Für die deutsche BaFin ist sie eine „Rechnungseinheit“ und damit ein „Finanzinstrument“.

Umfassendere Definitionen wurden 2014 von der EBA (European Banking Association) und der Banca d’Italia angestrebt, die beide Bitcoin als „digitale Repräsentation von Werten definieren, die weder von einer Zentralbank noch von einer öffentlichen Behörde ausgegeben werden an eine Fiat-Währung angehängt, wird aber von natürlichen oder juristischen Personen als Tauschmittel verwendet und kann elektronisch übertragen, gespeichert oder gehandelt werden „.

Ganz im Gegenteil, die Bank of England und die englische FCA haben noch keine Position bezogen. Tatsächlich ist die FCA so weit gegangen zu behaupten, dass sie digitale Währungen nicht reguliert und nicht beabsichtigt, dies zu tun.

Geld und Währung in der Geschichte

Mal sehen, wie Geldgeschichte sowohl Währung als auch Geld definiert. Zuerst das Geld.

In der Geschichte gab es viele Formen von Geld, aber wenn man sich die moderne Zeit anschaut, kann man im Wesentlichen zwei Geldformen identifizieren: repräsentatives Warengeld und Fiat-Geld. Im Laufe der Geschichte waren Gold und Silber als Warengeld die reinste Form von Geld. Weil sie einen intrinsischen Gebrauchswert haben und nicht entwertet werden können. Zu Beginn des 20. Jahrhunderts wurde mit dem Goldstandard das Rohstoffgeld zu einem „repräsentativen Rohstoffgeld“, das als Fiat-Geld gesichert und für Gold einlösbar war. Unser gegenwärtiges System basiert stattdessen ausschließlich auf Fiat-Geld (aus dem Lateinischen, Fiat – lass es sein) – das keinen inneren Wert hat und nicht zu veräußern ist – und dessen Wert von der Regierung sanktioniert wird, die es zu einem gesetzlichen Zahlungsmittel macht innerhalb eines Landes.Geld muss einige wesentliche Eigenschaften haben, wie zB (i) ein Tauschmittel, (ii) eine Rechnungseinheit und (iii) einen Wertspeicher. Geld muss auch fungibel, tragbar, haltbar und erkennbar sein.

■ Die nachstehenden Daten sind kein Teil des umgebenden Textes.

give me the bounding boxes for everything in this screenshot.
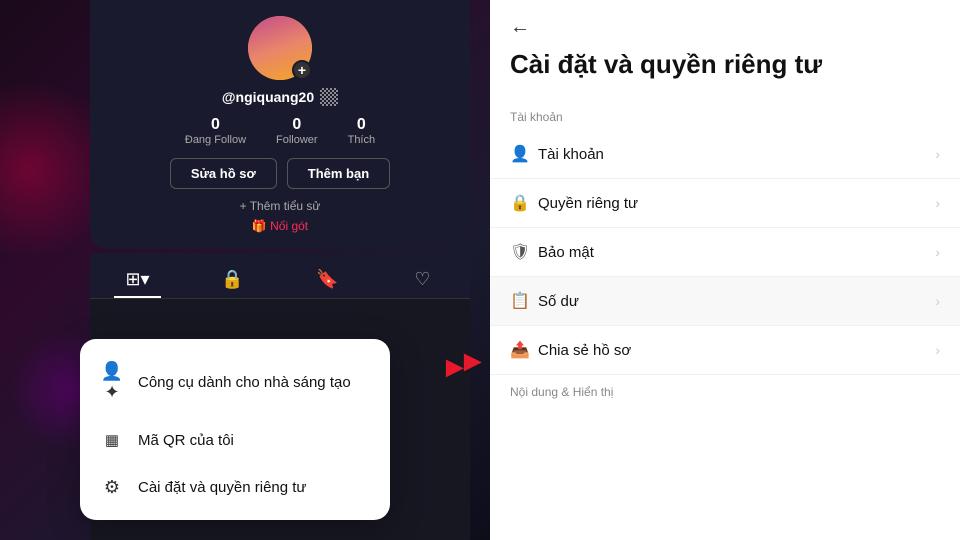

Wenn ein Geld innerhalb eines Wirtschaftssystems zirkuliert und als Zahlungsmittel akzeptiert wird – durch Banknoten und Münzen – dann ist es auch eine Währung (aus dem Lateinischen currens-entis – im Umlauf). Das ist im Wesentlichen „ein allgemein akzeptiertes Geldsystem, das innerhalb eines Wirtschaftssystems zirkuliert“. Deshalb können Sie ein Geld haben, das auch eine Währung und Gelder ist, die keine Währungen sind. Zum Beispiel sind die Gelder par excellence – Gold und Silber – auch Währungen bis zu Bretton Woods gewesen. Heute kann man argumentieren, dass sie keine Währung mehr sind, aber immer noch die reinste Form von Geld bleiben. Obwohl, um genau zu sein, einige Goldmünzen in den USA noch immer als gesetzliches Zahlungsmittel gelten und daher immer noch eine Währung sind. Im Jahr 1912 sagte J. P. Morgan, als er vor dem US-Kongress ausrufen musste, seine berühmten Worte: „Gold ist Geld, alles andere ist Kredit“.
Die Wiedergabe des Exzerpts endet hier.